The sitter probably was Robert de Masmines, a distinguished Burgundian soldier, identifiable on the basis of a drawing now in Arras. The daring white background is calculated to heighten every aspect of the sitter's jowly, stubbly physiognomy, his ducal ties indicated by the court's characteristic short haircut and fur-trimmed robes. (Web Gallery of Art)

Campin was a very early Dutch Northern Renaissance painter whose crisp, almost hyper-realism evokes manuscript illumination. It's interesting that the man being painted was a soldier. We have this somewhat stereotyped view of the military bearing as buff and youthful, but like the mid-seventeenth century Alessandro del Borro, the paintings provide another side to the story.

Date: 2010-12-03 12:58 am (UTC)
oakmouse: (Default)
From: [personal profile] oakmouse
I like the Master of Flemalle. Nice clear work; very precise and yet so vivid.

Date: 2010-12-03 08:58 pm (UTC)
From: [identity profile] men-in-full.livejournal.com
Yup, great realism without the cynicism or sense of tragedy (as in late 19th c. genre painting.)

Date: 2010-12-07 03:30 am (UTC)
From: [identity profile] corvideye.livejournal.com
Unrelated to this post, but I ran across an article I thought you might find interesting. It's about the ritual fattening (guru) practiced by men of the Massa tribe of Cameroon, one of the few institutions that involves fattening a group of men (not just one chieftain) rather than women.

http://horizon.documentation.ird.fr/exl-doc/pleins_textes/pleins_textes_5/b_fdi_30-30/31476.pdf

I found the conclusions particularly interesting:

"[The culture] values fatness as a sign of strength and equanimity and as an element of beauty. Being overweight is also seen as an attribute of economic prosperity and supernatural protection, bestowing a feeling of well-being. In psychosociological terms, the guru is a rewarding experience, enabling participants to reach a higher physical and social status than in normal life and training them during the sessions to be disciplined and good natured, thus favouring social integration. It provides members of the older generation... with the opportunity to help the younger generation by enhancing their physical and social status. At the same time, the elders reinforce their own economic prestige within the society. It expresses cohesion between the male age strata and egalitarian tendencies rather than a concern about establishing a limited permanent elite.

"...we should not be too hasty, and discard the guru as a pleasurable cultural activity having no positive effect on the reproductive success and biological fitness of the population considered as a whole.

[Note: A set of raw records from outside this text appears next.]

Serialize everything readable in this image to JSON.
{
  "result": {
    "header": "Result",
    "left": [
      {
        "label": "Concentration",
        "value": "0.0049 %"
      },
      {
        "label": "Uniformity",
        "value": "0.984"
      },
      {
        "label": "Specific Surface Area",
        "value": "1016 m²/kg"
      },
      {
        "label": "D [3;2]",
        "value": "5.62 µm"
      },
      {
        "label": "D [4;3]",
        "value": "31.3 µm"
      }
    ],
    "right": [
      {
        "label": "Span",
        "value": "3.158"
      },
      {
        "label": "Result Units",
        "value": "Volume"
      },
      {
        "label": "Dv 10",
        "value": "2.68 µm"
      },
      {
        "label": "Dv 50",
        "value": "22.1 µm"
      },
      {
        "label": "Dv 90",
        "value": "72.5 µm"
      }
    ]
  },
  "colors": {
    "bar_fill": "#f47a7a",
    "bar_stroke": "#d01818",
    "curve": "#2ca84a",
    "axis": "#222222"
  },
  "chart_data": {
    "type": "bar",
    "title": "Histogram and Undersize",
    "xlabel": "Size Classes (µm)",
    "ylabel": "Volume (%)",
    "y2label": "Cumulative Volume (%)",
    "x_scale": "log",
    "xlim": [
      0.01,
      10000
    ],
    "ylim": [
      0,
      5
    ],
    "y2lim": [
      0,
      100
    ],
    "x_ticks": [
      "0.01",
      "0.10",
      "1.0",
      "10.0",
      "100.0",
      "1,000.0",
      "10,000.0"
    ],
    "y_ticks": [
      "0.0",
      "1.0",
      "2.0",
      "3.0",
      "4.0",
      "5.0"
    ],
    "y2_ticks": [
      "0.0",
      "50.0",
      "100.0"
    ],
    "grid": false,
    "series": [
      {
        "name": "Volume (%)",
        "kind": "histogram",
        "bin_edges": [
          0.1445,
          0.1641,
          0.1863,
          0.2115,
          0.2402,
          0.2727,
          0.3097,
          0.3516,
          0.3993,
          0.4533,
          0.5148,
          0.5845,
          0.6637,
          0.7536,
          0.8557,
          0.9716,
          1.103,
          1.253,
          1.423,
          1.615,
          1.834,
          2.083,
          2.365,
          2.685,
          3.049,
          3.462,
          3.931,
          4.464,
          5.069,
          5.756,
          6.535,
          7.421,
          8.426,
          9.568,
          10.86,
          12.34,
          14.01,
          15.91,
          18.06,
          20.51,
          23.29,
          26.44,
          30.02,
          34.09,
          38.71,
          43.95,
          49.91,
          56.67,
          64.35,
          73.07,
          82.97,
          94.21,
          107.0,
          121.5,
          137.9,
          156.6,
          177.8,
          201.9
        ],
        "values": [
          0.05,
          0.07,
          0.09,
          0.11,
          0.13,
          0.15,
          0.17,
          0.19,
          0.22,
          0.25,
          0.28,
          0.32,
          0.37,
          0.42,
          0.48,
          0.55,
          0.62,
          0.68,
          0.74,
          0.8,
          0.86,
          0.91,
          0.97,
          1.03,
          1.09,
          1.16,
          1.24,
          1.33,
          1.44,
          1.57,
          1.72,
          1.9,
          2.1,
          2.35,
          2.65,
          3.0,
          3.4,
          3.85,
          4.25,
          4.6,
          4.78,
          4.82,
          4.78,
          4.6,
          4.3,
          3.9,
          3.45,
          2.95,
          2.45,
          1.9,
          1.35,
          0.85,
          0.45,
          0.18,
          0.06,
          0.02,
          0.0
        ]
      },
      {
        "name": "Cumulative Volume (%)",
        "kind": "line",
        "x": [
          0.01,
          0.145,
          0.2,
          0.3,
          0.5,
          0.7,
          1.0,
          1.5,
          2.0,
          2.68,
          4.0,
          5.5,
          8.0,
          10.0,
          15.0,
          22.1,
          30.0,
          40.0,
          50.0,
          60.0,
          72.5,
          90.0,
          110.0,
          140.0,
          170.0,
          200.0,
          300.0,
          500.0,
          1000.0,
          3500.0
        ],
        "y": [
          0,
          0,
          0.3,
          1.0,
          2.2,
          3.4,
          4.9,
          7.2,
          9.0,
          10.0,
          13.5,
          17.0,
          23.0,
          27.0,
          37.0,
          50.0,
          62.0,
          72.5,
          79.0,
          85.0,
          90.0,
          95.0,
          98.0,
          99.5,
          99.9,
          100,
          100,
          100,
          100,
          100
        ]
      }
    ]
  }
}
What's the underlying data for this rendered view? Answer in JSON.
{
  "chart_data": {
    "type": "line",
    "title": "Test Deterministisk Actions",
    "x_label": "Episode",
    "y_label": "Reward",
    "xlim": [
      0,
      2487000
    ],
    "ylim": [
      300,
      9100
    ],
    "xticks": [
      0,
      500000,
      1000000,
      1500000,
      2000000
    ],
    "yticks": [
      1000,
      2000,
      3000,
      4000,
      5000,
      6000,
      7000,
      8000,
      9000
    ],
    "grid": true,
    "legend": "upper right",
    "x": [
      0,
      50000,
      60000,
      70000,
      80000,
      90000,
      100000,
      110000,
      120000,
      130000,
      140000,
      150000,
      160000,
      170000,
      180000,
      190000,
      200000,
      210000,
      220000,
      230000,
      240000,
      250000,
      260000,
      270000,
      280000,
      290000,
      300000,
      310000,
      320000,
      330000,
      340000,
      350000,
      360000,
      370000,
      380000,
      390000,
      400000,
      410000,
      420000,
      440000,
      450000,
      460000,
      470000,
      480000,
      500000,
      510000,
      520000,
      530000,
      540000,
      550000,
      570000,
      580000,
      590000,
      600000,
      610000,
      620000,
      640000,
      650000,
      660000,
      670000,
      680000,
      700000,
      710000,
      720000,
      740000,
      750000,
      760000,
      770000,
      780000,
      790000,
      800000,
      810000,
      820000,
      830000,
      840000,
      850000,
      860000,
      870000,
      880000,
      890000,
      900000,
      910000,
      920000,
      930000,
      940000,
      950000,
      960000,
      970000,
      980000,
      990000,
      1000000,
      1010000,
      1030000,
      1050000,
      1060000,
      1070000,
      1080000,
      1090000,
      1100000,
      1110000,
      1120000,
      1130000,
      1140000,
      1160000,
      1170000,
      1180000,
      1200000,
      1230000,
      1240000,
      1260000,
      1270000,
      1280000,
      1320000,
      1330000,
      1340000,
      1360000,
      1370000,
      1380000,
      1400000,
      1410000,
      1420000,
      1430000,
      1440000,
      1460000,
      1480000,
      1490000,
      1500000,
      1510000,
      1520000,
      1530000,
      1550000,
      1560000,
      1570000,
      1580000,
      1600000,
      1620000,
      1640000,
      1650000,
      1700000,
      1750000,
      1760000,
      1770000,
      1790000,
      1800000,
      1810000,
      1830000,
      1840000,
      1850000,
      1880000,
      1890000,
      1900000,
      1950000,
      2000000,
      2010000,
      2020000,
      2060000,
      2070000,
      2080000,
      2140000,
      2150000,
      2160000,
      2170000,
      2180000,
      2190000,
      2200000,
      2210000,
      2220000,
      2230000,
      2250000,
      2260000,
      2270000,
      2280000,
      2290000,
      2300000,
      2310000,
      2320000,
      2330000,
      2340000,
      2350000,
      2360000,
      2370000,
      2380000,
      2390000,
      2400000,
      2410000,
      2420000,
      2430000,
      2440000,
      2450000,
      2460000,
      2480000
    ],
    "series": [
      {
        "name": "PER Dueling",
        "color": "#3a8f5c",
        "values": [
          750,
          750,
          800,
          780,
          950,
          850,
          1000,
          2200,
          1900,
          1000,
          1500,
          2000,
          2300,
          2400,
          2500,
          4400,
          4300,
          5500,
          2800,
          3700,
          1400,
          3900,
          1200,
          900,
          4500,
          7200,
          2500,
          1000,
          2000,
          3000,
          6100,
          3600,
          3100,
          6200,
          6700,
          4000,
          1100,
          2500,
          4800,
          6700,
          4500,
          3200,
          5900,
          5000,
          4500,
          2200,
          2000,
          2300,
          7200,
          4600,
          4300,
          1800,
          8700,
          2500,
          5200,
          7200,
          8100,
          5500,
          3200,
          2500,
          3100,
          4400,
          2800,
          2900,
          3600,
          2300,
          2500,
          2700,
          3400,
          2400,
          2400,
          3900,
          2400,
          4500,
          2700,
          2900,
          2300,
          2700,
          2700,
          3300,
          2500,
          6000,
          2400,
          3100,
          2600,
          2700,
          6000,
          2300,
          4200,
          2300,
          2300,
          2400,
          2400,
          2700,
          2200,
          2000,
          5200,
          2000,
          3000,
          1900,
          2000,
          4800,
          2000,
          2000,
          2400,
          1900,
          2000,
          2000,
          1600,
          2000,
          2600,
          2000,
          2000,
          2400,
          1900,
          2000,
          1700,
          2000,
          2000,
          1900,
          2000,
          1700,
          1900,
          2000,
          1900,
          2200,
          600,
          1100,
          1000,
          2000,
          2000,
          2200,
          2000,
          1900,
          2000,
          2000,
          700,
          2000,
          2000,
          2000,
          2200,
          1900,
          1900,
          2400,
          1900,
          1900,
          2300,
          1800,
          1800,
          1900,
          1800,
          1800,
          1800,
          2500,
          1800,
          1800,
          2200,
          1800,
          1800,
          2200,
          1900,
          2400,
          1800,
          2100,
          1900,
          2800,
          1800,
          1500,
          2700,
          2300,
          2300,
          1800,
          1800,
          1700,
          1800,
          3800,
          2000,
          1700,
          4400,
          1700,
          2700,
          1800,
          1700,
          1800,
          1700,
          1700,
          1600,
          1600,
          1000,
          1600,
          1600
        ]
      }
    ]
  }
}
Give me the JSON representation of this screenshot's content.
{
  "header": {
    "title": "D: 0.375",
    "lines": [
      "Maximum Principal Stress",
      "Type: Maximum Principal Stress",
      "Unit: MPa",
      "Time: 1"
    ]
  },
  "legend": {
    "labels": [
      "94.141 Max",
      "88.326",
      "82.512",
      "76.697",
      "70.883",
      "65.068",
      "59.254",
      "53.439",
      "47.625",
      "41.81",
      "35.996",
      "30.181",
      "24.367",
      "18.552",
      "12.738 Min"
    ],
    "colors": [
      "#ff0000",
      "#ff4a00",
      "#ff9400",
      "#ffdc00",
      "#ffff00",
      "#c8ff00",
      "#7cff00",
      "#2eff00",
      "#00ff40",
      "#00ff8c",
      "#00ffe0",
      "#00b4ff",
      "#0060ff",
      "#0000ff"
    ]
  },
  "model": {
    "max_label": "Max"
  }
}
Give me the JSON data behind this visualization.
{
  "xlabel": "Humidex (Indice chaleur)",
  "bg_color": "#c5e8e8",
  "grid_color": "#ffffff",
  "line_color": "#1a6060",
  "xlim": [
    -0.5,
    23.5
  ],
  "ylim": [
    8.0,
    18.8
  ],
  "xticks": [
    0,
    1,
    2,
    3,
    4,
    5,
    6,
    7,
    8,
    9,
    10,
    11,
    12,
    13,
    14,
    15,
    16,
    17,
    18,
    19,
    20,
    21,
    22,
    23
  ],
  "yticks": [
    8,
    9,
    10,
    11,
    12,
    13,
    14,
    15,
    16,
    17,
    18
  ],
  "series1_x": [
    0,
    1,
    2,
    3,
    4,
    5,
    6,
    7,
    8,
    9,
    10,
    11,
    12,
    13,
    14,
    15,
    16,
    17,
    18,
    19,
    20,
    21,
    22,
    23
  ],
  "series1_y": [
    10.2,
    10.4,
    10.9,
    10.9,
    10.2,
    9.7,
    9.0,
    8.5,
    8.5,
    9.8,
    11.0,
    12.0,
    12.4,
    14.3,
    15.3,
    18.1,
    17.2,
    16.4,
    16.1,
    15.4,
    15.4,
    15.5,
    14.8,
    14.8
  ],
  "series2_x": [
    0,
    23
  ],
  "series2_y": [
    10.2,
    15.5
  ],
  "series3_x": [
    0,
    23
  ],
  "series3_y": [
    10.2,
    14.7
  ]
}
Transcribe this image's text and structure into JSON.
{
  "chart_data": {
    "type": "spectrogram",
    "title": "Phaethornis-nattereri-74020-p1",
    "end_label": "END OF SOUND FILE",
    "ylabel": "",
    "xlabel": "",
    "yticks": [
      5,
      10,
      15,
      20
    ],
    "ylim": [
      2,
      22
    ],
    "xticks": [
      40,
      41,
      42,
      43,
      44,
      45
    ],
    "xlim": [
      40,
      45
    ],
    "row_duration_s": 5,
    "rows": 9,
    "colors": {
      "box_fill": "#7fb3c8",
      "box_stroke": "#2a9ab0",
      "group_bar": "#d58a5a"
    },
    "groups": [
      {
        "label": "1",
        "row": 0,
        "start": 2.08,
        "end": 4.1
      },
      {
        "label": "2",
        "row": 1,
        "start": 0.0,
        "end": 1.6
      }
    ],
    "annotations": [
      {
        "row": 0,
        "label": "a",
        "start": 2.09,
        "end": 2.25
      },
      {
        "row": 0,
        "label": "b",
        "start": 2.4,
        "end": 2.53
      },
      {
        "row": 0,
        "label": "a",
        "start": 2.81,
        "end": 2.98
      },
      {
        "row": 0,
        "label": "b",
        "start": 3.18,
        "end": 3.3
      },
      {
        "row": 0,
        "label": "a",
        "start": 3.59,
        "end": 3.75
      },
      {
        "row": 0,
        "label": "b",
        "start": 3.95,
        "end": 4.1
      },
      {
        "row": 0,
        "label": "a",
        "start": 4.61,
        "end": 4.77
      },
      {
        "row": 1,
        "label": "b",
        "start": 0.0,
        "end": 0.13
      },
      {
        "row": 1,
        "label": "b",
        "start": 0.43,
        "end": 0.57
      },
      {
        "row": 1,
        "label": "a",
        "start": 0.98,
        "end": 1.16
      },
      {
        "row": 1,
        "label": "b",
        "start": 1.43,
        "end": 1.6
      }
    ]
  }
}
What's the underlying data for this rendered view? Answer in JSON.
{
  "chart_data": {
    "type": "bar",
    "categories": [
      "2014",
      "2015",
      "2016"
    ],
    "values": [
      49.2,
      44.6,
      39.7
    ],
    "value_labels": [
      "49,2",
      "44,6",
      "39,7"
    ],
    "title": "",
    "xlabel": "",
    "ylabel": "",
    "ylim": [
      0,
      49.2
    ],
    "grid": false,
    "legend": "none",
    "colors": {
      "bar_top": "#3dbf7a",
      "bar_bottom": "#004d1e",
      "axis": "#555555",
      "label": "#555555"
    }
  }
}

If it seems to penalize the nutritionally
vulnerable goups, it is at the same time well accepted by the women, who appreciate the “bloom”of their brothers, sons and lovers, which confers a feeling of wellbeing to the whole society. ... Would it be adventurous to imagine that their guru institution, by boosting cultural values, comforting them in the face of natural environmental threats, diminishing social stress, and creating a general feeling of psychological well-being,
may ultimately have a positive influence on the biological fitness of the whole Massa population?"

Date: 2010-12-08 07:16 pm (UTC)
From: [identity profile] men-in-full.livejournal.com
Thanks - very interesting, esp. the part on pg 12 where they mention that the men generally return to their pre-guru size upon eating a more "customary" diet.